09 November 2005 :Canadian diplomats sought a promise from the Pentagon that it would not seek to execute a teenager being held at Guantanamo Bay, Cuba. The efforts came following an announcement by the Pentagon of five more war-crimes court indictments, notably of Toronto-born Omar Khadr, who was 15 when he was captured in Afghanistan, and was to be charged with murder as an "unprivileged belligerent." Khadr's detention at Guantanamo had sparked an outcry among some international and human rights lawyers who said that, as a juvenile, Khadr was entitled to special treatment under the Laws of War. "Under international law, when a country finds children in the battlefield, they are to be treated differently than anyone else.
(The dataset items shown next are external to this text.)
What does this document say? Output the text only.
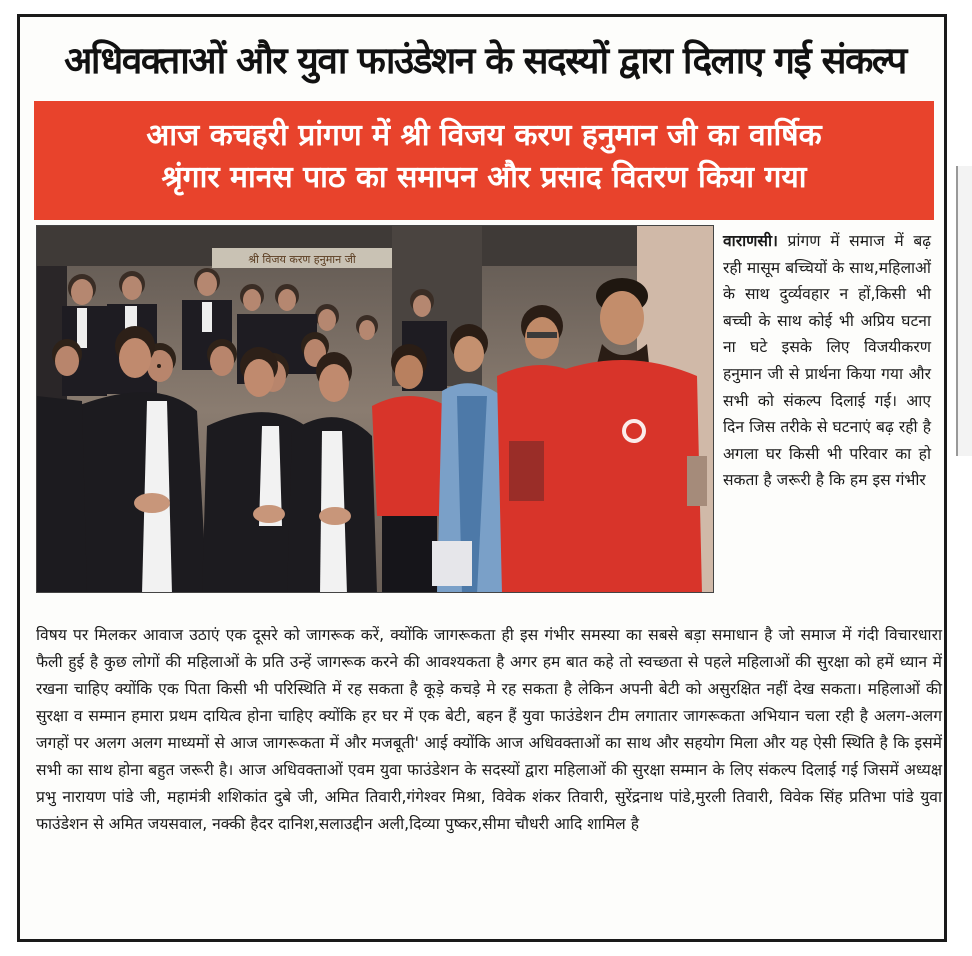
अधिवक्ताओं और युवा फाउंडेशन के सदस्यों द्वारा दिलाए गई संकल्प
आज कचहरी प्रांगण में श्री विजय करण हनुमान जी का वार्षिक
श्रृंगार मानस पाठ का समापन और प्रसाद वितरण किया गया
श्री विजय करण हनुमान जी
वाराणसी। प्रांगण में समाज में बढ़ रही मासूम बच्चियों के साथ,महिलाओं के साथ दुर्व्यवहार न हों,किसी भी बच्ची के साथ कोई भी अप्रिय घटना ना घटे इसके लिए विजयीकरण हनुमान जी से प्रार्थना किया गया और सभी को संकल्प दिलाई गई। आए दिन जिस तरीके से घटनाएं बढ़ रही है अगला घर किसी भी परिवार का हो सकता है जरूरी है कि हम इस गंभीर
विषय पर मिलकर आवाज उठाएं एक दूसरे को जागरूक करें, क्योंकि जागरूकता ही इस गंभीर समस्या का सबसे बड़ा समाधान है जो समाज में गंदी विचारधारा फैली हुई है कुछ लोगों की महिलाओं के प्रति उन्हें जागरूक करने की आवश्यकता है अगर हम बात कहे तो स्वच्छता से पहले महिलाओं की सुरक्षा को हमें ध्यान में रखना चाहिए क्योंकि एक पिता किसी भी परिस्थिति में रह सकता है कूड़े कचड़े मे रह सकता है लेकिन अपनी बेटी को असुरक्षित नहीं देख सकता। महिलाओं की सुरक्षा व सम्मान हमारा प्रथम दायित्व होना चाहिए क्योंकि हर घर में एक बेटी, बहन हैं युवा फाउंडेशन टीम लगातार जागरूकता अभियान चला रही है अलग-अलग जगहों पर अलग अलग माध्यमों से आज जागरूकता में और मजबूती' आई क्योंकि आज अधिवक्ताओं का साथ और सहयोग मिला और यह ऐसी स्थिति है कि इसमें सभी का साथ होना बहुत जरूरी है। आज अधिवक्ताओं एवम युवा फाउंडेशन के सदस्यों द्वारा महिलाओं की सुरक्षा सम्मान के लिए संकल्प दिलाई गई जिसमें अध्यक्ष प्रभु नारायण पांडे जी, महामंत्री शशिकांत दुबे जी, अमित तिवारी,गंगेश्वर मिश्रा, विवेक शंकर तिवारी, सुरेंद्रनाथ पांडे,मुरली तिवारी, विवेक सिंह प्रतिभा पांडे युवा फाउंडेशन से अमित जयसवाल, नक्की हैदर दानिश,सलाउद्दीन अली,दिव्या पुष्कर,सीमा चौधरी आदि शामिल है
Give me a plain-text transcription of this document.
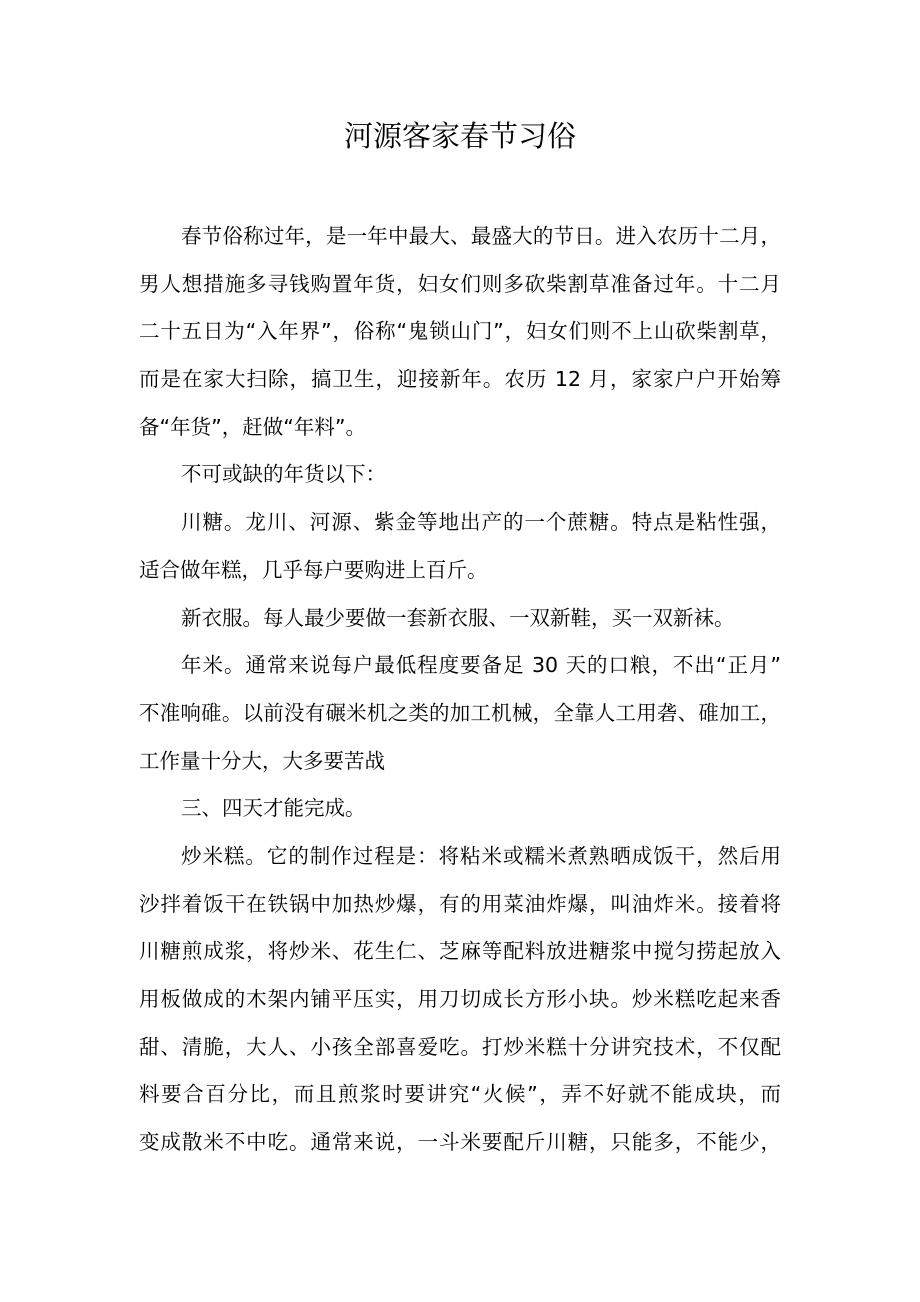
河源客家春节习俗
春节俗称过年，是一年中最大、最盛大的节日。进入农历十二月，
男人想措施多寻钱购置年货，妇女们则多砍柴割草准备过年。十二月
二十五日为“入年界”，俗称“鬼锁山门”，妇女们则不上山砍柴割草，
而是在家大扫除，搞卫生，迎接新年。农历 12 月，家家户户开始筹
备“年货”，赶做“年料”。
不可或缺的年货以下：
川糖。龙川、河源、紫金等地出产的一个蔗糖。特点是粘性强，
适合做年糕，几乎每户要购进上百斤。
新衣服。每人最少要做一套新衣服、一双新鞋，买一双新袜。
年米。通常来说每户最低程度要备足 30 天的口粮，不出“正月”
不准响碓。以前没有碾米机之类的加工机械，全靠人工用砻、碓加工，
工作量十分大，大多要苦战
三、四天才能完成。
炒米糕。它的制作过程是：将粘米或糯米煮熟晒成饭干，然后用
沙拌着饭干在铁锅中加热炒爆，有的用菜油炸爆，叫油炸米。接着将
川糖煎成浆，将炒米、花生仁、芝麻等配料放进糖浆中搅匀捞起放入
用板做成的木架内铺平压实，用刀切成长方形小块。炒米糕吃起来香
甜、清脆，大人、小孩全部喜爱吃。打炒米糕十分讲究技术，不仅配
料要合百分比，而且煎浆时要讲究“火候”，弄不好就不能成块，而
变成散米不中吃。通常来说，一斗米要配斤川糖，只能多，不能少，
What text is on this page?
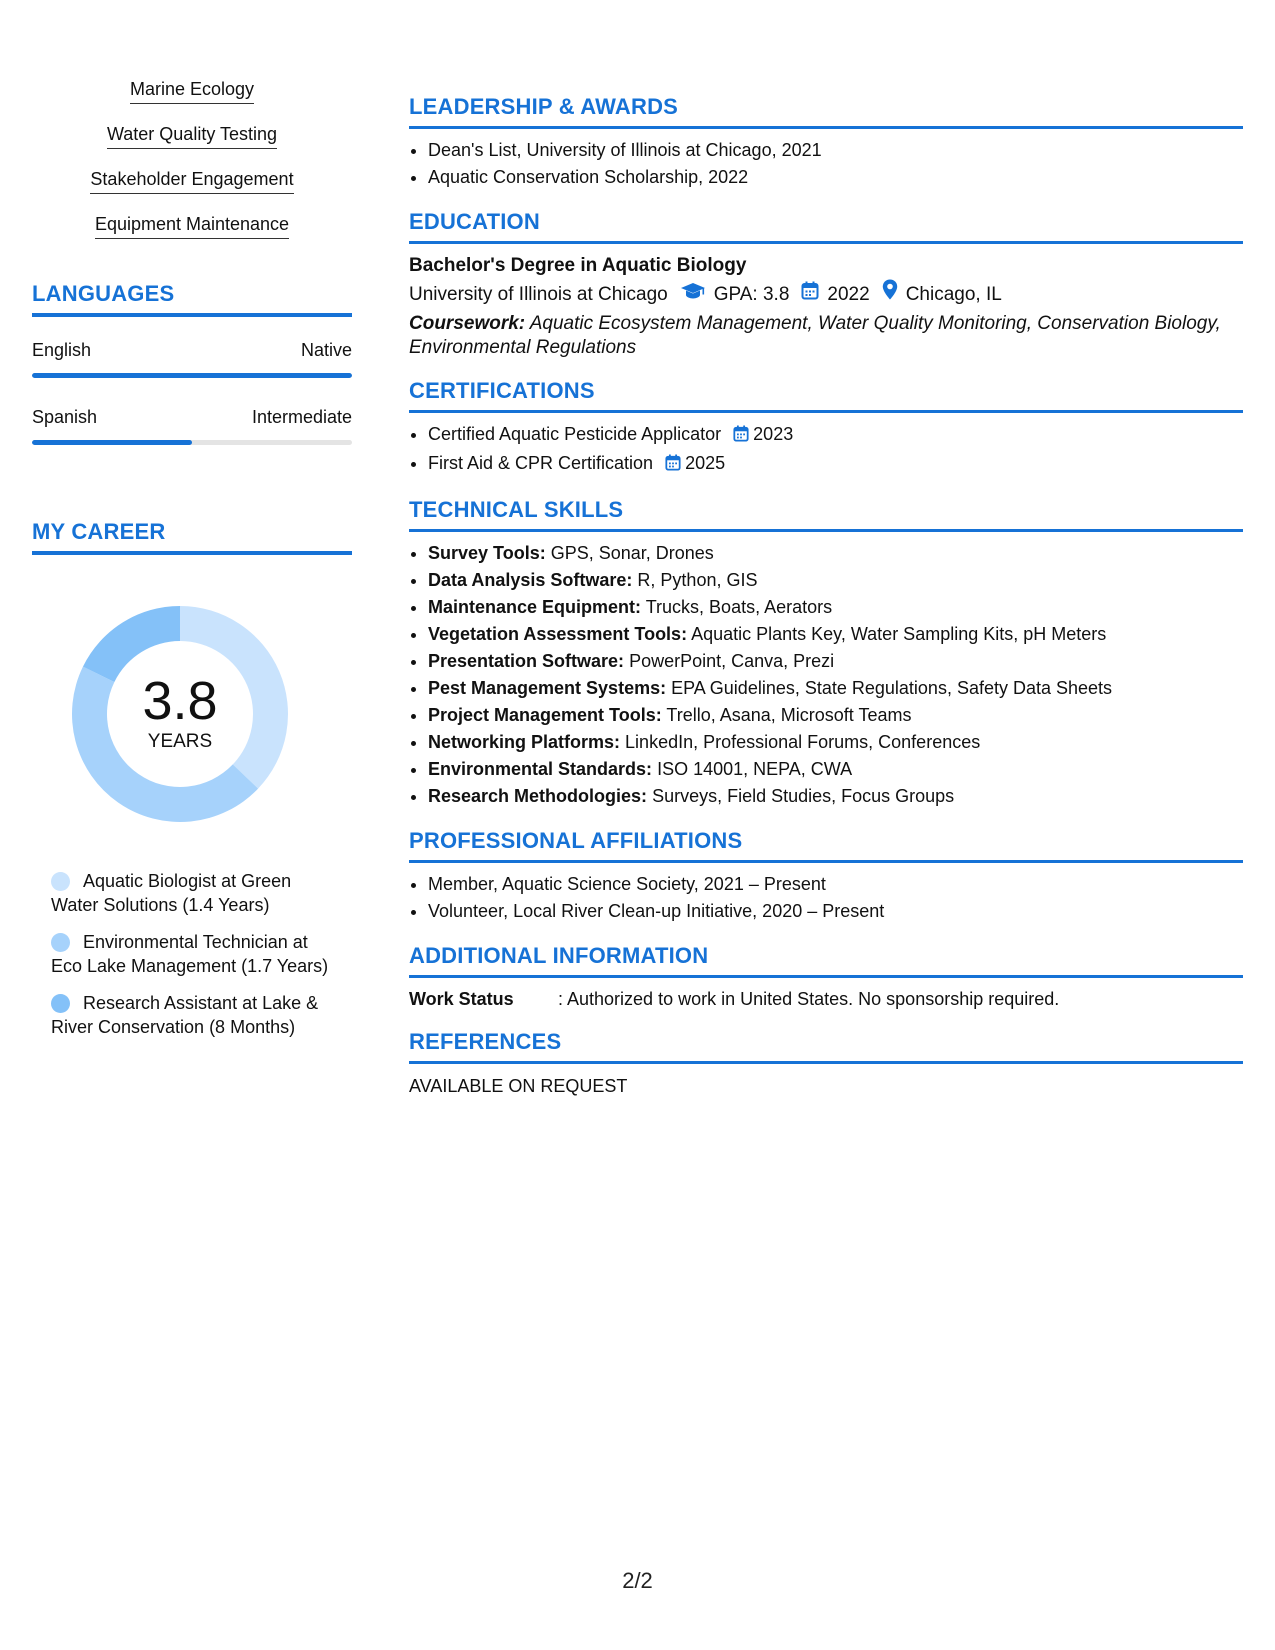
Marine Ecology
Water Quality Testing
Stakeholder Engagement
Equipment Maintenance
LANGUAGES
English	Native
Spanish	Intermediate
MY CAREER
3.8
YEARS
Aquatic Biologist at Green Water Solutions (1.4 Years)
Environmental Technician at Eco Lake Management (1.7 Years)
Research Assistant at Lake & River Conservation (8 Months)
LEADERSHIP & AWARDS
• Dean's List, University of Illinois at Chicago, 2021
• Aquatic Conservation Scholarship, 2022
EDUCATION
Bachelor's Degree in Aquatic Biology
University of Illinois at Chicago GPA: 3.8 2022 Chicago, IL
Coursework: Aquatic Ecosystem Management, Water Quality Monitoring, Conservation Biology, Environmental Regulations
CERTIFICATIONS
• Certified Aquatic Pesticide Applicator 2023
• First Aid & CPR Certification 2025
TECHNICAL SKILLS
• Survey Tools: GPS, Sonar, Drones
• Data Analysis Software: R, Python, GIS
• Maintenance Equipment: Trucks, Boats, Aerators
• Vegetation Assessment Tools: Aquatic Plants Key, Water Sampling Kits, pH Meters
• Presentation Software: PowerPoint, Canva, Prezi
• Pest Management Systems: EPA Guidelines, State Regulations, Safety Data Sheets
• Project Management Tools: Trello, Asana, Microsoft Teams
• Networking Platforms: LinkedIn, Professional Forums, Conferences
• Environmental Standards: ISO 14001, NEPA, CWA
• Research Methodologies: Surveys, Field Studies, Focus Groups
PROFESSIONAL AFFILIATIONS
• Member, Aquatic Science Society, 2021 – Present
• Volunteer, Local River Clean-up Initiative, 2020 – Present
ADDITIONAL INFORMATION
Work Status	: Authorized to work in United States. No sponsorship required.
REFERENCES
AVAILABLE ON REQUEST
2/2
They are supposed to remove them, rehabilitate them and return them to a place of safety," said American University law professor Muneer Ahmad, who was suing the Bush administration in the US District Court in Washington for the teen's release and return to his mother in Canada.
At the same time, Canadian diplomats were working with both the US State and Defense departments to get "the death penalty off the table," said embassy spokesman Jasmine Panthaky.
"We are seeking a firm assurance that Mr. Khadr, who was a child when the alleged acts took place, will not be subject to the death penalty," she said from the Canadian Embassy in Washington.
In addition, Canada was seeking a consular visit with the teenager; a Canadian official last saw him in March at Guantanamo.
The military alleges that Khadr, while fighting on behalf of the Taliban, tossed a grenade that killed a US Special Forces medic, planted mines to target US convoys and gathered surveillance for the enemy.